It's also worth remembering that there will be a natural error rate for your problem (i.e. does X actually tell us what y is). So it is possible that 70-75 test accuracy is the best you can do on your problem.

1

VirtualHat t1_iyz96uh wrote

If you make your model large enough, you will get to 100%. In fact, not only can you get to 100% accuracy, but you can also get train loss to effectively 0. The paper I linked above discusses how this previously was considered a very bad idea, but if done carefully can actually improve generalization.

Probably the best bet though is to just stick to the "stop when validation goes up" rule.

1

VirtualHat t1_itkajqr wrote

I use Pytorch every day and haven't gone back to TF for years. That being said, there are lots of old projects still on TF, and indeed on the older 1.x version before they fixed most of the stuff.

I'm glad they're working on XLA and JAX though.

3

VirtualHat t1_isullw4 wrote

Sometimes I get the feeling that people's reasons for rejecting a candidate don't align with the real reason. Could be as simple as "we're already hiring a friend of one of our co-workers", but rather than tell you that, they make up a reason that is (legally) defensible but obviously not correct.

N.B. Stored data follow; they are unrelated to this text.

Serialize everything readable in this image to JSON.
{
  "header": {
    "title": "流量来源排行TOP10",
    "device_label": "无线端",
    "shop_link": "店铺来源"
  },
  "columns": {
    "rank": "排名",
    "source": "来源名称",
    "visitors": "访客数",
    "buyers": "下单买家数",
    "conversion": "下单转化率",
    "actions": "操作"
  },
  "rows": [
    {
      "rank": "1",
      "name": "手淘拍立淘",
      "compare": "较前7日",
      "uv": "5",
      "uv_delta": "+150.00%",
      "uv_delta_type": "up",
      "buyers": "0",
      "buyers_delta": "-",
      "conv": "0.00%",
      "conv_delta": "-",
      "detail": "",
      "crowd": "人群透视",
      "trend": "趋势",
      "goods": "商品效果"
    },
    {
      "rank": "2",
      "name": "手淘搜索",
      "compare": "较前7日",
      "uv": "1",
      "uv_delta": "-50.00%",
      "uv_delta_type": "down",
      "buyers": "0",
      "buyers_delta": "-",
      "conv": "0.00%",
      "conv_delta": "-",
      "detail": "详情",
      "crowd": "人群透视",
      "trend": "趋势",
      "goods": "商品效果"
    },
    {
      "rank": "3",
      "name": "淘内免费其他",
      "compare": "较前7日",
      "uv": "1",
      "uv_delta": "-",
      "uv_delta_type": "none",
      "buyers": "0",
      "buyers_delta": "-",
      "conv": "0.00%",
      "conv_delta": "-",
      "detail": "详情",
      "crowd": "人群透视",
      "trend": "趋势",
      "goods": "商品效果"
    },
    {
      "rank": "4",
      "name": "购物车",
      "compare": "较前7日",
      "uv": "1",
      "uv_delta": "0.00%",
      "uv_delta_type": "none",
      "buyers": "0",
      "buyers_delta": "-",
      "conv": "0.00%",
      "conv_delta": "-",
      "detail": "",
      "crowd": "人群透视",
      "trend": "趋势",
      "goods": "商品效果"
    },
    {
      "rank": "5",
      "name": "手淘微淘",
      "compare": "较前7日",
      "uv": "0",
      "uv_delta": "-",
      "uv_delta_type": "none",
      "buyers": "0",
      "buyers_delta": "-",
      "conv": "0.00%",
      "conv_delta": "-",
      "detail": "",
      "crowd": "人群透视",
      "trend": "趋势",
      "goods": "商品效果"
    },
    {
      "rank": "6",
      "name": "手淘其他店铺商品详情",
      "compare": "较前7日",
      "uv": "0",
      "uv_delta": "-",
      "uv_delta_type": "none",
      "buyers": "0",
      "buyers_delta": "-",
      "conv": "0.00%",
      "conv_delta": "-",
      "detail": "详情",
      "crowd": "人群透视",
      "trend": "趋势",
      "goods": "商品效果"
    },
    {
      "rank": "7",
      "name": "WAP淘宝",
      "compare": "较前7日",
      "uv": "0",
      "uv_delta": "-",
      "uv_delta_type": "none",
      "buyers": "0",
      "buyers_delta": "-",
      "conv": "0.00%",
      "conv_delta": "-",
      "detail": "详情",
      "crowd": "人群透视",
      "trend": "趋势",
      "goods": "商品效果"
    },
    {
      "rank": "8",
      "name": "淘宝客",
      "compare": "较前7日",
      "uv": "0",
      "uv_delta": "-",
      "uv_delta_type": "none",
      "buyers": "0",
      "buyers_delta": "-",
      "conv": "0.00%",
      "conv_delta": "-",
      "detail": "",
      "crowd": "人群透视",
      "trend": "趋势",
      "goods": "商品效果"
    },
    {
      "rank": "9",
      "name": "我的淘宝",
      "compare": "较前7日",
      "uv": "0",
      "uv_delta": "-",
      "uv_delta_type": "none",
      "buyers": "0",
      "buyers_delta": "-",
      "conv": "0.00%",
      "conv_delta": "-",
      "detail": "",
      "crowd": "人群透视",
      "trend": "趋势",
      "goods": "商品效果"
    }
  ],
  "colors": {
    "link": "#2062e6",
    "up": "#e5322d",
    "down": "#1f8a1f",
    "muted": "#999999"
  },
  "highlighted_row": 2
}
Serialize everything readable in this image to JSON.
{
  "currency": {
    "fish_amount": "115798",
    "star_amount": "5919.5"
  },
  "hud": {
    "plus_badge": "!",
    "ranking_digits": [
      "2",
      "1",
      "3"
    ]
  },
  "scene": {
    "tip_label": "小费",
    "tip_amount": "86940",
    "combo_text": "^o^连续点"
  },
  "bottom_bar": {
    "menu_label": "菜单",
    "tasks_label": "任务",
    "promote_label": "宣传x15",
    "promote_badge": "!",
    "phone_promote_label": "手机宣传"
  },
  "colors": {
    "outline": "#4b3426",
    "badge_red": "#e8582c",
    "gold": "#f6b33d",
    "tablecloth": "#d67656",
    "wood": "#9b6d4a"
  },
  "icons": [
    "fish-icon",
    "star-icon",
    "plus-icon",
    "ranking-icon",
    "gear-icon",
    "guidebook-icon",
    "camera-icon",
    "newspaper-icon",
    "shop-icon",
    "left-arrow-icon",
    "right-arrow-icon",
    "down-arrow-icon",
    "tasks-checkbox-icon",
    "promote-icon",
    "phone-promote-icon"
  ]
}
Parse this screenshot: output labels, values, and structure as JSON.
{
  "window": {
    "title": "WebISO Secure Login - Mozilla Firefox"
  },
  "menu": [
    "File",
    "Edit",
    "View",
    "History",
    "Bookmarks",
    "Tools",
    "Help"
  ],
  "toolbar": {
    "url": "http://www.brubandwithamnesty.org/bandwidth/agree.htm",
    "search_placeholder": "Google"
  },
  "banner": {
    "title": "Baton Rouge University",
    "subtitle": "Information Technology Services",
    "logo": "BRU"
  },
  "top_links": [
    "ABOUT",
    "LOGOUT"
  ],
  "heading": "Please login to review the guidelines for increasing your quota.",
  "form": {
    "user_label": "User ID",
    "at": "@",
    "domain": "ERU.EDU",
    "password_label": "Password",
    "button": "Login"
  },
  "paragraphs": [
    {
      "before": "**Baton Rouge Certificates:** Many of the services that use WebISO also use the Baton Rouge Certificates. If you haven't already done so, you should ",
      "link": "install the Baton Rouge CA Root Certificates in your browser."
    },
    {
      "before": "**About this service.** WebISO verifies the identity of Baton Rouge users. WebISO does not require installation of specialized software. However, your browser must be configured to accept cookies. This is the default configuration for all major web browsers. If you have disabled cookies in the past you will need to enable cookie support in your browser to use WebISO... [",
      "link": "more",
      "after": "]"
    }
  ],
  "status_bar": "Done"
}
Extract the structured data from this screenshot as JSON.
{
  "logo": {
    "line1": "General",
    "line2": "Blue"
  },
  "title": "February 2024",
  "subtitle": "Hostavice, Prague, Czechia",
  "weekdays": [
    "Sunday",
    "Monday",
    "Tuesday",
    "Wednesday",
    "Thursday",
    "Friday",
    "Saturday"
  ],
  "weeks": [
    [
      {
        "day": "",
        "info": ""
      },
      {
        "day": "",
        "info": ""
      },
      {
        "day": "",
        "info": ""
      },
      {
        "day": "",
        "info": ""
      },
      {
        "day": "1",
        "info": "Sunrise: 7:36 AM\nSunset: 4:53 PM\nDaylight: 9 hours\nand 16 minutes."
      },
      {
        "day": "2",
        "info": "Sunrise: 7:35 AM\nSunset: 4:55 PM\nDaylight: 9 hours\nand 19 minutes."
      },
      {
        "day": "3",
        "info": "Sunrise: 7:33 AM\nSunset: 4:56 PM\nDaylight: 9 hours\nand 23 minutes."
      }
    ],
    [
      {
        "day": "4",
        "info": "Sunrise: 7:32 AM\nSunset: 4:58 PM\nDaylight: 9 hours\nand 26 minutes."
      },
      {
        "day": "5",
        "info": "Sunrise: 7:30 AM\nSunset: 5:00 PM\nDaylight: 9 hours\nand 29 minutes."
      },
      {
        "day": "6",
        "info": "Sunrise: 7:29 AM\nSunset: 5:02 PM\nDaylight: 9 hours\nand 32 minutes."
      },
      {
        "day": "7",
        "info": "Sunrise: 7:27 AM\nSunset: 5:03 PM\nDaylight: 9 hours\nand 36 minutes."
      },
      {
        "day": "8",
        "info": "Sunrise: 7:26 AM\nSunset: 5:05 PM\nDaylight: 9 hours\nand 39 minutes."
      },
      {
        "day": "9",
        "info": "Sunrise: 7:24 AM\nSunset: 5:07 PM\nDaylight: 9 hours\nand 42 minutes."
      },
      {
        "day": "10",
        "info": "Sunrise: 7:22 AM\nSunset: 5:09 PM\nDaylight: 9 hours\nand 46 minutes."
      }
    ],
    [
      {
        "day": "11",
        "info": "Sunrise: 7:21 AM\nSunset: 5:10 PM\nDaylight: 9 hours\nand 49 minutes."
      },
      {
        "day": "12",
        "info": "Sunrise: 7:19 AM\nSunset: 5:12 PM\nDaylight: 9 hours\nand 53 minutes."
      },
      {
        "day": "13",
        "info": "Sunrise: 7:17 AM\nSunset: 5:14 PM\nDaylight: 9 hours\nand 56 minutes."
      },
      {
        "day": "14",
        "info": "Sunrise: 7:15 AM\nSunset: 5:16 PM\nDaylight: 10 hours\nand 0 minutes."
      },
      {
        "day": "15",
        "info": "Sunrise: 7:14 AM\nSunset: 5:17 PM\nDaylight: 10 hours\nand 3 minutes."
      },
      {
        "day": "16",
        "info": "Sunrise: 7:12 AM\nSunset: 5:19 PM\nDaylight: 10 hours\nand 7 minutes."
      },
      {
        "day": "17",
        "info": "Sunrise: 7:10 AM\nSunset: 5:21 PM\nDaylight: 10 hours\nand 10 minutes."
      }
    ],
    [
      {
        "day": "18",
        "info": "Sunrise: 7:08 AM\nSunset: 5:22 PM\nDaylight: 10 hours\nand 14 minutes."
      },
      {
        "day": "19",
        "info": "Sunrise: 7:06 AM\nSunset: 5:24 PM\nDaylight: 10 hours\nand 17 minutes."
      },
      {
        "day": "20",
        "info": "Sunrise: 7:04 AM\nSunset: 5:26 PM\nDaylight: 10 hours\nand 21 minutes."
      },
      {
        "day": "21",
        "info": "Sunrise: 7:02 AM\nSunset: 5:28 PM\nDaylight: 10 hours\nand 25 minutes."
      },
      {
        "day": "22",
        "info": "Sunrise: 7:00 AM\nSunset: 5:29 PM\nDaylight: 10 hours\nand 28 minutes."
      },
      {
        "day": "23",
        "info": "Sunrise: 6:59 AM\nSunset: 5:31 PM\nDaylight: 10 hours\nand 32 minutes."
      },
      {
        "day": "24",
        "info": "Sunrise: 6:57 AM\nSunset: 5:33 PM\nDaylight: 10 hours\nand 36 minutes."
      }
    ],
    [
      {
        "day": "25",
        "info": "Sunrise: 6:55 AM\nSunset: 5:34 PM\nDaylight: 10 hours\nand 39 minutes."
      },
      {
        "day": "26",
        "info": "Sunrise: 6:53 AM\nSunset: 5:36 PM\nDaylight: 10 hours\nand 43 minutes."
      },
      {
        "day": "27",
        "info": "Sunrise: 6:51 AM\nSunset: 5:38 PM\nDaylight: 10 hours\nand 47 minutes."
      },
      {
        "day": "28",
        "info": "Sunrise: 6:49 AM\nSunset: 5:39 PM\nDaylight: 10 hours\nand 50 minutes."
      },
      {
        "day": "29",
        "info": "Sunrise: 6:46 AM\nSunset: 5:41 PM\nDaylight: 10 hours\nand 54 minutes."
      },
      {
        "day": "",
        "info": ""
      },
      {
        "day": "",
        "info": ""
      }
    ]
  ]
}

This happens a bit in certain companies where an internal promotion has already been decided on, but for 'fairness', they need to interview external applications just to reject them.

1

VirtualHat t1_ir3tiey wrote

Here are some options

  1. Tune a smaller network, then apply the hyperparameters to the larger one and 'hope for the best'.
  2. As others have said, train less, for example, 10 epochs rather than 100. I typically find this produces the wrong results though (the best performer is often poor early on)
  3. For low dim (2d) perform a very coarse grid search (space samples an order of magnitude apart, maybe two), then use just the best model. This is often the best method as you don't want to overtune the hyperparameters.
  4. For high dim, just use random search, then marginalize over all but one parameter using the mean of the best 5-runs. This works really well.
  5. If the goal is often to compare two methods rather than to maximize the score, you can use other people's hyperparameters.
  6. Baysian optimization is usually not worth the time. In small dims do grid search, in large do random search.
  7. If you have the resources then train your models in parallel. This is a really easy way to make use of multiple GPUs if you have them.
  8. In some cases you can perform early stopping for models which are clearly not working. I try not to do this though.
  9. When I do HPS I'm doing it on another dataset than my main one. This helps make things quicker. I'm doing RL though, so it's a bit different I guess.
1

VirtualHat t1_iql9ewk wrote

I haven't heard this talked about much, but I think reading groups are by far the best way to dip your toes into a research field. It's a chance to read some papers you might not normally read, as well as get to know some interesting people in the field.

In my experience, reading groups are typically very open to outsiders, especially if you have an interest in the field.

4

VirtualHat t1_iql9639 wrote

I'm heading to NeurIPS this year (with a paper), and I see it as an opportunity to network as well as promote my research. This is my first time, and so I'm also asking the same question if it's worth it or not.

If you end up going, I'd be really interested to get your thoughts in two-months time about your experience and if it ended up being worthwhile or not.

2